Skip to content

PPO-MI: Efficient Black-Box Model Inversion via Proximal Policy Optimization

Conference: ICML 2025
arXiv: 2502.14370
Code: None
Area: Image Generation
Keywords: Model Inversion Attack, Black-Box Attack, Reinforcement Learning, PPO, Privacy and Security

TL;DR

Formulating black-box model inversion attack as an MDP, PPO-MI uses PPO reinforcement learning to navigate and search the latent space of a generative model. Relying solely on the target model's prediction probabilities, it reconstructs training samples efficiently, achieving state-of-the-art attack success rates with fewer queries and less class data.

Background & Motivation

Background: Model inversion attacks aim to reconstruct private training data from the predictions of a trained model.
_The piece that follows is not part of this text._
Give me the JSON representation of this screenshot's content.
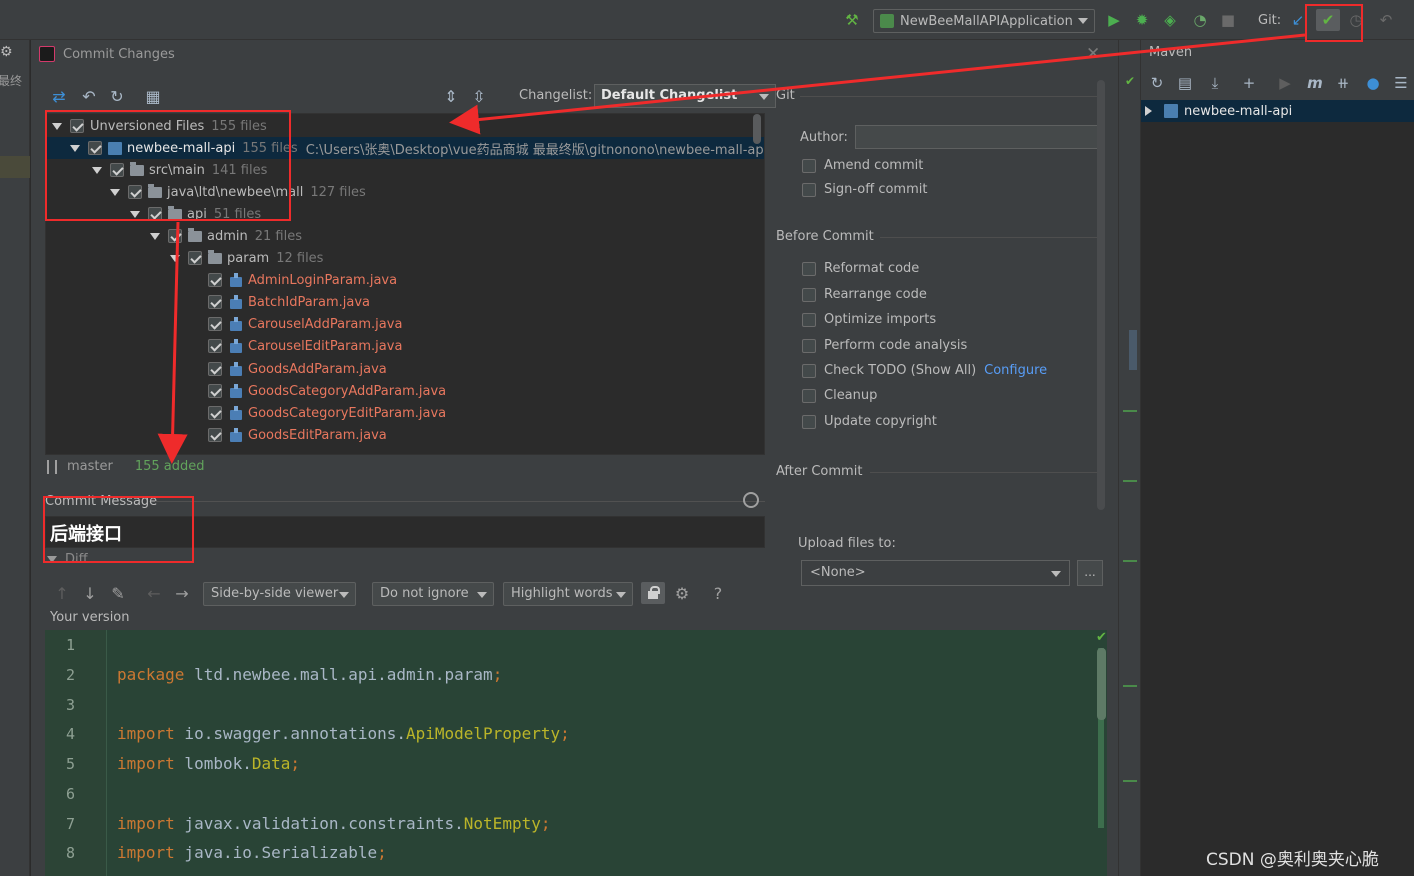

White-box methods (GMI, KED-MI) perform well but require model gradients, whereas black-box methods (VMI, MIRROR) require gradient estimation or a massive number of queries.
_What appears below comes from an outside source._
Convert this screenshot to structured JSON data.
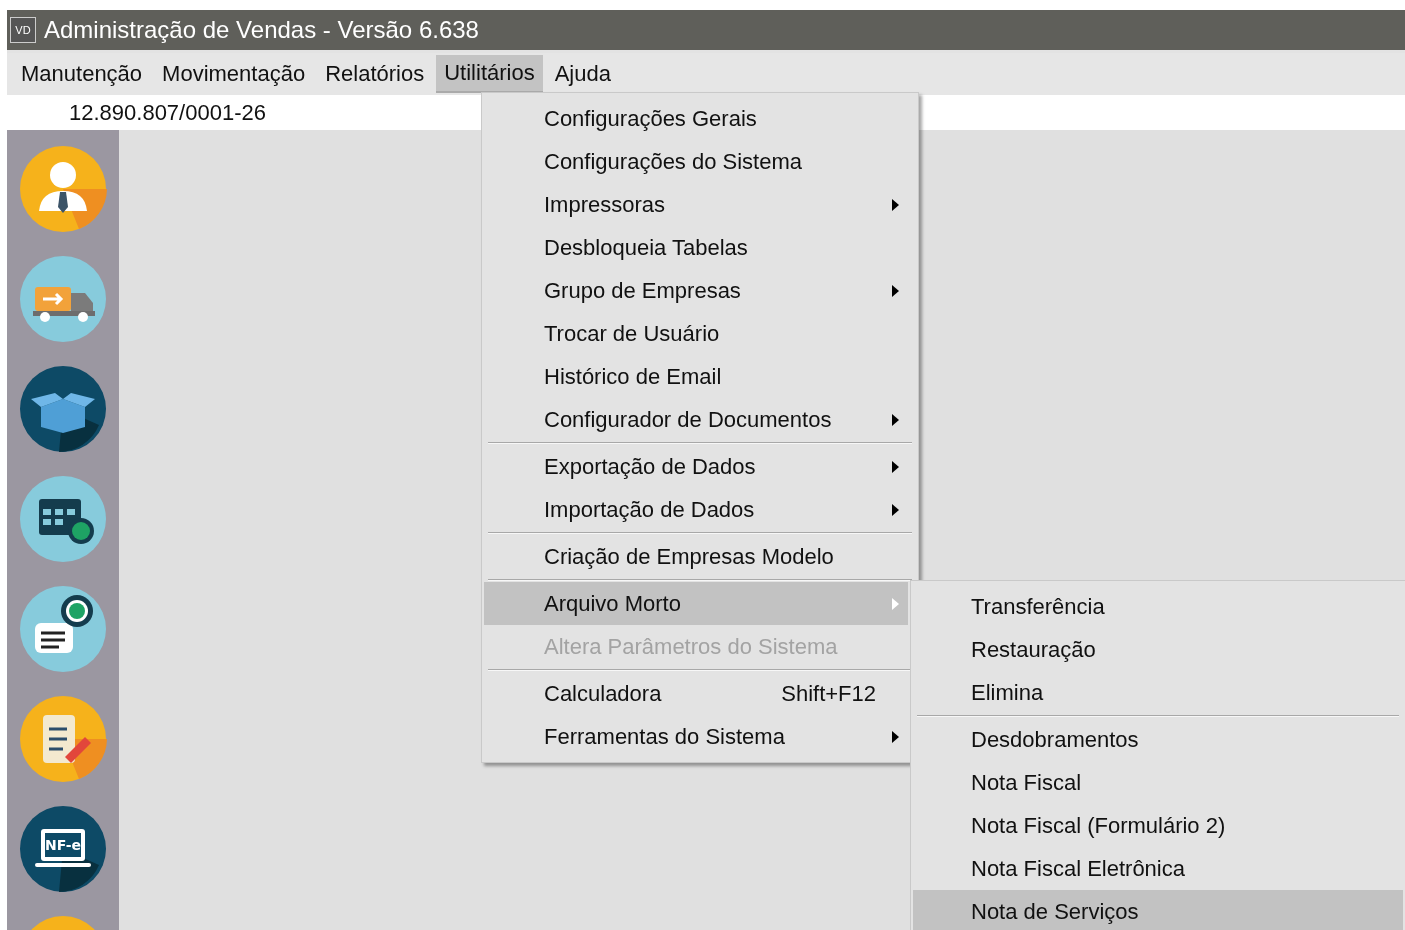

Limitations of Prior Work: (a) White-box methods are impractical for deployed scenarios; (b) existing black-box methods suffer from low query efficiency (100K+ queries) and require a large amount of target category data; (c) gradient-estimation-based methods are inherently unstable in high-dimensional spaces.

Key Challenge: How to efficiently search the high-dimensional latent space of generative models without gradient information?

Goal: To design a query-efficient black-box model inversion method with minimal information requirements.

Key Insight: Modeling the latent space search as a sequential decision-making process, substituting gradient estimation with the policy optimization capability of PPO.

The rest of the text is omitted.